I would probably stay with the child at night at least initially to make sure it's safe. Ideally I'd want a DBS check or equivalent on the woman to make sure there's no convictions you should be aware of.

Tilllly · 02/10/2022 22:53

Wearing both my work and volunteer hats -

Your Diocesan safeguarding officer would tell you not to take this person in - it's actually a case study in the domestic abuse training in the C of E.

If she is fleeing DA, the police safeguarding team will find her a place of safety

Your husband's role here is to provide pastoral support, that's all.

It's not fair to put you and your husband in this position at all and your PCC needs a plan / policy for if a similar situation occurs (and should already have one under the church safeguarding policy)

Ask yourself, would this woman pass a DBS check? No - then she should not be with your son.
There are agencies out there whose job it is to help this woman, practically and emotionally

CactusFlowers · 02/10/2022 22:57

If her ex is likely to try and find her then it would be a terrible idea to house her locally where her ex can locate her. For her own safety she needs support to find a refuge place outside of the local area.

Keroppi · 02/10/2022 22:58

No, it is dangerous. It could bring damage and stop her accessing benefits - it wouldn't be in her best interests. Perhaps your DH can come at it from that angle too? Seems a bit sexist to use your profession as evidence you will cope, well, yes, you cope as you have boundaries ans this would blur them, impacting on your physical and mental health and your parenting/work abilities.

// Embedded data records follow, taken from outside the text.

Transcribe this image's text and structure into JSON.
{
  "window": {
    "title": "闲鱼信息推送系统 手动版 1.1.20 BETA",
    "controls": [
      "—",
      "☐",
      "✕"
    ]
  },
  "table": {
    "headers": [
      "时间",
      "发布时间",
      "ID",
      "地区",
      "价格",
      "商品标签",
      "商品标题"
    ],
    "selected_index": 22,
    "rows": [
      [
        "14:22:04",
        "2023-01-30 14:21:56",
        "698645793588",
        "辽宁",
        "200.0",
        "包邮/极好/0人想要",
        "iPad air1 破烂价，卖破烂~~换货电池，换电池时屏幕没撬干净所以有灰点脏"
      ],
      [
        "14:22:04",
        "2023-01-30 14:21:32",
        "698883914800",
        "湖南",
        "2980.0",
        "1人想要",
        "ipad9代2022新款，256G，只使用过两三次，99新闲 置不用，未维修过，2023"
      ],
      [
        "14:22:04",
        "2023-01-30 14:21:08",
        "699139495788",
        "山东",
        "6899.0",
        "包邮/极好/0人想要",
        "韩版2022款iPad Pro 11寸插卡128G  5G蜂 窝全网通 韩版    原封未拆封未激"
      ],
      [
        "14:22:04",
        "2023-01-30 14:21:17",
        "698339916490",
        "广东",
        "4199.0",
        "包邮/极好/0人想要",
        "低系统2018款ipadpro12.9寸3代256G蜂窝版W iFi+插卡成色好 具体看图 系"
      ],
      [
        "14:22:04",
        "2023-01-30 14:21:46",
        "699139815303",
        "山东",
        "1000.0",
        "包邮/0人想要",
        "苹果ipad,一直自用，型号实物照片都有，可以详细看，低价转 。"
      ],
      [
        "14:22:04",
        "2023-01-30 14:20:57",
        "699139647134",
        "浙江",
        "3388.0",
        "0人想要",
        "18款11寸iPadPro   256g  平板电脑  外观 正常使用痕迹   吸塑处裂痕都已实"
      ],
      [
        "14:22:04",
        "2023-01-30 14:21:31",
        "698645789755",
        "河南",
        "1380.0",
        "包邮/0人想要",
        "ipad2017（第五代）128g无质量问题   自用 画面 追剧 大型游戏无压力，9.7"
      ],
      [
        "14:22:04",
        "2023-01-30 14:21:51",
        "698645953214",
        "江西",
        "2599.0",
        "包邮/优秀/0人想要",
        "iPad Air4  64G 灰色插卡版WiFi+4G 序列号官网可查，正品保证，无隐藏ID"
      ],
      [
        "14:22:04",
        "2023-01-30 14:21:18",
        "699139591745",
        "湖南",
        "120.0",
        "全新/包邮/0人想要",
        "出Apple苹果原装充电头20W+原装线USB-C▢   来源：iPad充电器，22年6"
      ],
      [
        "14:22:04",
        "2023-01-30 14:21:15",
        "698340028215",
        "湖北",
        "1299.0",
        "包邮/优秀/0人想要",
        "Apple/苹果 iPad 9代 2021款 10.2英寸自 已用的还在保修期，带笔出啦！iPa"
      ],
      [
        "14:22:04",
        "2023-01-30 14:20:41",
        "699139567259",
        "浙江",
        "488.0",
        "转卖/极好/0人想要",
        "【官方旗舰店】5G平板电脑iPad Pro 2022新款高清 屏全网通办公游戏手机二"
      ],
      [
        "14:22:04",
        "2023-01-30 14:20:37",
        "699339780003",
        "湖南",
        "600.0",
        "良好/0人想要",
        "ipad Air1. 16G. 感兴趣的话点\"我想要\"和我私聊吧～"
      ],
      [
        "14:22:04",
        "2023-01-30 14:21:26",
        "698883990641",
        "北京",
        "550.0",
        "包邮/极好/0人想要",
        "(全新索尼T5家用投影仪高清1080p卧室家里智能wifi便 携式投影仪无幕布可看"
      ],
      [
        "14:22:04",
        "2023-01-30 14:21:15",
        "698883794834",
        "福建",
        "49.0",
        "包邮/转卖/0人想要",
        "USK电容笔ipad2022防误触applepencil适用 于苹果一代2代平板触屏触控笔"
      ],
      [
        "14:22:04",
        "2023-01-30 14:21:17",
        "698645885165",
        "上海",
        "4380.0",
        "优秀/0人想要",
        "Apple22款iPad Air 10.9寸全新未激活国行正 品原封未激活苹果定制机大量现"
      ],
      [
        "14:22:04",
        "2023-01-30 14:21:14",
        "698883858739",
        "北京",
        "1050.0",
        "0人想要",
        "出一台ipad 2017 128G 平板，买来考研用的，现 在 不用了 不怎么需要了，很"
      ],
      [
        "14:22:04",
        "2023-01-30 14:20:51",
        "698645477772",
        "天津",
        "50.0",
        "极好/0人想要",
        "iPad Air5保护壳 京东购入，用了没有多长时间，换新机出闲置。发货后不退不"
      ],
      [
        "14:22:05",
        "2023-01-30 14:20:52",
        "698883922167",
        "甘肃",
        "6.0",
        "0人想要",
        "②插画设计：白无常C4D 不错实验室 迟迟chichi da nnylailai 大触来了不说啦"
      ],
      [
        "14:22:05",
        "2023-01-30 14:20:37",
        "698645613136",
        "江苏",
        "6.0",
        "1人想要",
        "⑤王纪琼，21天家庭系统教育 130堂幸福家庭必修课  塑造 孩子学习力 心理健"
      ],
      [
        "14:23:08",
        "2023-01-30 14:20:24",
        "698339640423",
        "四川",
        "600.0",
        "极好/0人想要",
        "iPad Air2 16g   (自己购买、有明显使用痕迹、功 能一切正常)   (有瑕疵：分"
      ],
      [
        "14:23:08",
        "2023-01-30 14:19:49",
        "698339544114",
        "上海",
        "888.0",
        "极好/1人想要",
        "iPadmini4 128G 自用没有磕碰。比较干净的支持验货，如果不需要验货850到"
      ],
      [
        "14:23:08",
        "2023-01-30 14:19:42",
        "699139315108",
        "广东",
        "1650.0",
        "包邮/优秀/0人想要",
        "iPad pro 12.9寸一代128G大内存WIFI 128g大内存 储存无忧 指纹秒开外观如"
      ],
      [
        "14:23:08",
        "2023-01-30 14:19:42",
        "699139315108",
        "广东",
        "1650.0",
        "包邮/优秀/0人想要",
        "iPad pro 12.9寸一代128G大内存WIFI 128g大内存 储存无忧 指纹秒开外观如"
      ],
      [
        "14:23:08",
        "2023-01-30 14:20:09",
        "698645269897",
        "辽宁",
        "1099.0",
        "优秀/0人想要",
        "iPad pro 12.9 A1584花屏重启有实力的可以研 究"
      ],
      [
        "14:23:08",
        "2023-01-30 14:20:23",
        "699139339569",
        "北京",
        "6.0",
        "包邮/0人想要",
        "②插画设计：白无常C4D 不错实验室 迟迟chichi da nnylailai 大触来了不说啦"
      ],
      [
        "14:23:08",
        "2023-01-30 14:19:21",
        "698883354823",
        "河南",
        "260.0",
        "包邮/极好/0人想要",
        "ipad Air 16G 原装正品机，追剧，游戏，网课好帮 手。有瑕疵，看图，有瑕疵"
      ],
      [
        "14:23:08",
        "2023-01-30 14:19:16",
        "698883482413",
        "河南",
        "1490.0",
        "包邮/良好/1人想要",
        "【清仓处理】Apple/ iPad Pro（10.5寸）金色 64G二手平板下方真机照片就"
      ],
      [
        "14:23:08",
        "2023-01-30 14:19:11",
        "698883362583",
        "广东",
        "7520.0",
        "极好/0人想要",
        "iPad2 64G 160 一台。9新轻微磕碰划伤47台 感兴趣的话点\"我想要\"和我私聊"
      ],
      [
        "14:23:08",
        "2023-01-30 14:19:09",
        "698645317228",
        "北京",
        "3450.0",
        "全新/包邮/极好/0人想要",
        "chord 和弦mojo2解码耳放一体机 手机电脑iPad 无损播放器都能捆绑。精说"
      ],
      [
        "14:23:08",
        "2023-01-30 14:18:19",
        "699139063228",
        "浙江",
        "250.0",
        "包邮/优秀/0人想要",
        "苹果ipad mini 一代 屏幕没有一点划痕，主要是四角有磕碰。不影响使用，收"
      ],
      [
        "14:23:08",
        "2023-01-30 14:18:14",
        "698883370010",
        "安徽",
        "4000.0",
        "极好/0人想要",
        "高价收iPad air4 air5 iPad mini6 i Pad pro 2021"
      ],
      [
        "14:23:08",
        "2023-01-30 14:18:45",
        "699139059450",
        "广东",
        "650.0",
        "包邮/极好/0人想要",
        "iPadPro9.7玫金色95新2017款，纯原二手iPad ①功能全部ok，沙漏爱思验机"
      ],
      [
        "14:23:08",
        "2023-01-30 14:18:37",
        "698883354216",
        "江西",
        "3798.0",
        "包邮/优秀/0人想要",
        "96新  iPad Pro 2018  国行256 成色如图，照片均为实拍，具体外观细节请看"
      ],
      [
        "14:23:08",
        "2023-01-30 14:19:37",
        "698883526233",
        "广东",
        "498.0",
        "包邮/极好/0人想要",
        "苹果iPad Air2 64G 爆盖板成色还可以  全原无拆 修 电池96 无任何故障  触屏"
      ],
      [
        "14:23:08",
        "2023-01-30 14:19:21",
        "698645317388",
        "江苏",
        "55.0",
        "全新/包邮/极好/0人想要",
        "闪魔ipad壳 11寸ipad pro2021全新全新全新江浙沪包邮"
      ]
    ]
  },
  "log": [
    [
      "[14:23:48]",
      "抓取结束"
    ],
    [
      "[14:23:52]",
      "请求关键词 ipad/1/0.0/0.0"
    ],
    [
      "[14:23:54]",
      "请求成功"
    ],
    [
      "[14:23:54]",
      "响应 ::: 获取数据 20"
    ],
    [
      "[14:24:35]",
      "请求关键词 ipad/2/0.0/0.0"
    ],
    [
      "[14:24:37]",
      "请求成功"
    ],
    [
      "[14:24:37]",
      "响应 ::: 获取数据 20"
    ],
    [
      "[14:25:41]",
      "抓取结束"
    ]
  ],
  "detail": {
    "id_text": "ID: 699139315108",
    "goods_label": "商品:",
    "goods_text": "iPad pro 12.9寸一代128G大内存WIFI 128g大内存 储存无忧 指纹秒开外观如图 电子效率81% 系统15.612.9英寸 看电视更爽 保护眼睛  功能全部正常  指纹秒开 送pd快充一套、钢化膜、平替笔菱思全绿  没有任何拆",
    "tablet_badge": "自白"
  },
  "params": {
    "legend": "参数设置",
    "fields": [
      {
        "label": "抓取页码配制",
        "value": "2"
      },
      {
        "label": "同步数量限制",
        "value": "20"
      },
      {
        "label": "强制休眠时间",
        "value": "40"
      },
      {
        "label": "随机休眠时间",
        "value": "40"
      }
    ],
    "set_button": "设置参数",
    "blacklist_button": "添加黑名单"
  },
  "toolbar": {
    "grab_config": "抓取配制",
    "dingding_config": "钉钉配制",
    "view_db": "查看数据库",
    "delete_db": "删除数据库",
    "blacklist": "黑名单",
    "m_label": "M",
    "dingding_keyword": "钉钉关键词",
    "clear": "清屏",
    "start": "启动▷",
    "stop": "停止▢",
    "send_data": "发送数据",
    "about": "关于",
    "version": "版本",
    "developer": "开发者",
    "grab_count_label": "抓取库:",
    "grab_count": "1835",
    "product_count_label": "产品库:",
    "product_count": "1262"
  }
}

You work in a caring profession and need home to be a place to relax, prep etc. Perhaps offer temporary sanctuary, for example 3 days, whilst you, dh and others higher up can take her to housing office/job centre/police/womens aid etc whatever to get her housed safely and free from her abuser. Need some sort of interdisciplinary meeting to get her safe and able to rebuild her life free from abuse ASAP

Pansypotter123 · 02/10/2022 23:00

It's not fair to put you and your husband in this position at all and your PCC needs a plan / policy for if a similar situation occurs (and should already have one under the church safeguarding policy)

I agree completely with this. Please enlist the support of your Area Dean etc in formulating this plan and ensure your church wardens and PCC are informed of the reasons for any decision made about the present situation.